Trian Fund Management LP, the vehicle controlled by activist investor Nelson Peltz, and funds managed by Trian, own about 4.5% of Legg Mason’s outstanding stock. They have entered into a voting agreement in support of the transaction.
The market responded favorably to the news. Shares of Legg Mason closed up more than 24% Tuesday, while Franklin Resources’ stock went up more than 7%.
Sullivan held the top job at Legg Mason since becoming interim CEO in the fall of 2012. He was named CEO in February 2013, taking over from Mark R. Fetting, who had presided over nearly five years of client redemptions and a plummeting stock price.
Sullivan, who spent close to 30 years at Legg Mason, retained the company’s structure of using independent affiliates to focus on specific segments of the asset management industry.
Early in his tenure, Legg Mason affiliate Permal Group purchased European funds-of-funds manager Fauchier Partners, and Sullivan orchestrated a merger between Legg Mason Capital Management and ClearBridge Investments, an affiliate based in New York.
Last February, Sullivan announced that the company was launching a cost-cutting and restructuring program that would include centralizing some services among its nine affiliates. Legg Mason reported it had lost $217 million in its fiscal third quarter and seen a drop in assets under management. The company bounced back the following quarter to report a $49.5 million profit.
Sullivan said in February that Legg Mason would be developing a new “global operating platform” among its nine investment affiliates that the company estimated would save $90 million to $100 million a year after initial implementation costs of between $130 million and $150 million.
Then, in May, three days after adding activist investor Peltz to its board, Legg Mason Inc. said it was cutting about 12% of staff and streamlining its executive committee. Roughly 100 of the 120 jobs to be eliminated were to be in the United States.
In 2018, Legg Mason entered into a non-prosecution agreement with the Department of Justice and agreed to pay $64.2 million to resolve an investigation into a Libyan bribery scheme through Permal, one of its affiliates. Justice officials said that the alleged misconduct involved only low- to mid-level Permal employees and that Legg Mason had cooperated fully in the inquiry.
Legg Mason was created in 1970 through the acquisition of Mason & Co. by Legg & Co. George Mackubin & Co., the predecessor to Legg & Co., was founded in Baltimore in 1899.
The company became publicly traded in 1983. Raymond A. “Chip” Mason, who was chairman and CEO of the company from 1975 to 2008, built it into the nation’s fifth-largest asset management company.

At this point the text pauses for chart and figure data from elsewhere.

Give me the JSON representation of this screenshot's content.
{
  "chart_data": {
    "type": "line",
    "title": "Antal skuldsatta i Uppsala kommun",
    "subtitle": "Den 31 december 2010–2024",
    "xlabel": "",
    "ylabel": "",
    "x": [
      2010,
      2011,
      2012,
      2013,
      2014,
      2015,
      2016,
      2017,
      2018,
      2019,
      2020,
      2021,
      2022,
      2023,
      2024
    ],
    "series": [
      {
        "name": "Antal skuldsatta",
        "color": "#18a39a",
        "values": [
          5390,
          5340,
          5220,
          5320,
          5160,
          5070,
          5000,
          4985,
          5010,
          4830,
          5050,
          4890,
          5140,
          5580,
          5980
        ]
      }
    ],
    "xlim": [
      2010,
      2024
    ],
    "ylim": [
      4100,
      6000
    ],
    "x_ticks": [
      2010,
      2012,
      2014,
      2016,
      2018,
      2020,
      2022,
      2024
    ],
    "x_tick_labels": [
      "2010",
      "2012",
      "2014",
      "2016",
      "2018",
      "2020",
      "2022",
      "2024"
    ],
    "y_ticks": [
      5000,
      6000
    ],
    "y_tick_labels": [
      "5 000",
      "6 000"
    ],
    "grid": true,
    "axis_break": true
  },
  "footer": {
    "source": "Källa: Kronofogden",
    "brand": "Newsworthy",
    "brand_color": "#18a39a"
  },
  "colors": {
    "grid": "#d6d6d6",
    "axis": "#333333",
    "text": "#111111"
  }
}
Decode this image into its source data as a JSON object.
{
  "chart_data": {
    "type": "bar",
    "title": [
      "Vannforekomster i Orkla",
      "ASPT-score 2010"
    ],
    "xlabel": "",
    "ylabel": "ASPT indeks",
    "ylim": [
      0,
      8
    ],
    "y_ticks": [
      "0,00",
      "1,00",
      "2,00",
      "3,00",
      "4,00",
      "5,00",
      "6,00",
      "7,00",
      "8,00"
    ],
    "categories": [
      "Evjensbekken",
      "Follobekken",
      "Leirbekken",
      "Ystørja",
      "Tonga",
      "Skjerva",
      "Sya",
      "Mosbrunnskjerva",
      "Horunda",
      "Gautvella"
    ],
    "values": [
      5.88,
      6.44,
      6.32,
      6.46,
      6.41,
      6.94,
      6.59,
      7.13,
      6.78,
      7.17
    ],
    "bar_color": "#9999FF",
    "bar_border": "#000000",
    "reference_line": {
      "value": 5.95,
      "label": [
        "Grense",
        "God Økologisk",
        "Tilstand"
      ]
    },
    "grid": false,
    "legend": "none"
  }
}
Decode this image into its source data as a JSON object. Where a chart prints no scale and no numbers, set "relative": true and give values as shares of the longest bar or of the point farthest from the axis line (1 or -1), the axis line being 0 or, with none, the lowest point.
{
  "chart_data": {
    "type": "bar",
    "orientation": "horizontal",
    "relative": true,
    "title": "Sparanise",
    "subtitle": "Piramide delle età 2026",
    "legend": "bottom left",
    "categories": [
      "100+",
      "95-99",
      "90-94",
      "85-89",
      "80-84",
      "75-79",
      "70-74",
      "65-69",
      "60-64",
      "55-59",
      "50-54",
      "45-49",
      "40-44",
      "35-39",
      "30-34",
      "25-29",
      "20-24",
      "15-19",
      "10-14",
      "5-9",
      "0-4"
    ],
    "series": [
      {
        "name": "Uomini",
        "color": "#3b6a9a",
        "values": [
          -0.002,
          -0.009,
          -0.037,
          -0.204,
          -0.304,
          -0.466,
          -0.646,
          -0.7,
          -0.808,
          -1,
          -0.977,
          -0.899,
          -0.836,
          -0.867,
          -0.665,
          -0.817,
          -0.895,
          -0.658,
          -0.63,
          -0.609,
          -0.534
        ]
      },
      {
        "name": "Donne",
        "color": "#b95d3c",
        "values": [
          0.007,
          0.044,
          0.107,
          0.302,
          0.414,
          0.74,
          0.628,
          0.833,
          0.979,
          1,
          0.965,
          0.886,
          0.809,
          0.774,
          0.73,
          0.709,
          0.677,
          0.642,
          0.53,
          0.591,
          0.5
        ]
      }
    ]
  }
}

It was Mason, Sullivan pointed out Tuesday, who in 2005 made the “excruciating” decision to transfer to Citigroup its private client and capital markets business – once the heart of the company — in exchange for Citigroup’s asset management business.
In the next few weeks, Sullivan said, he plans to devote his energies to helping make the sale go as smoothly as possible. “At this point I don’t have a new title or a new official role,” he said.
“It’s a day when everybody’s trying to absorb things,” he said.
The Associated Press contributed to this story.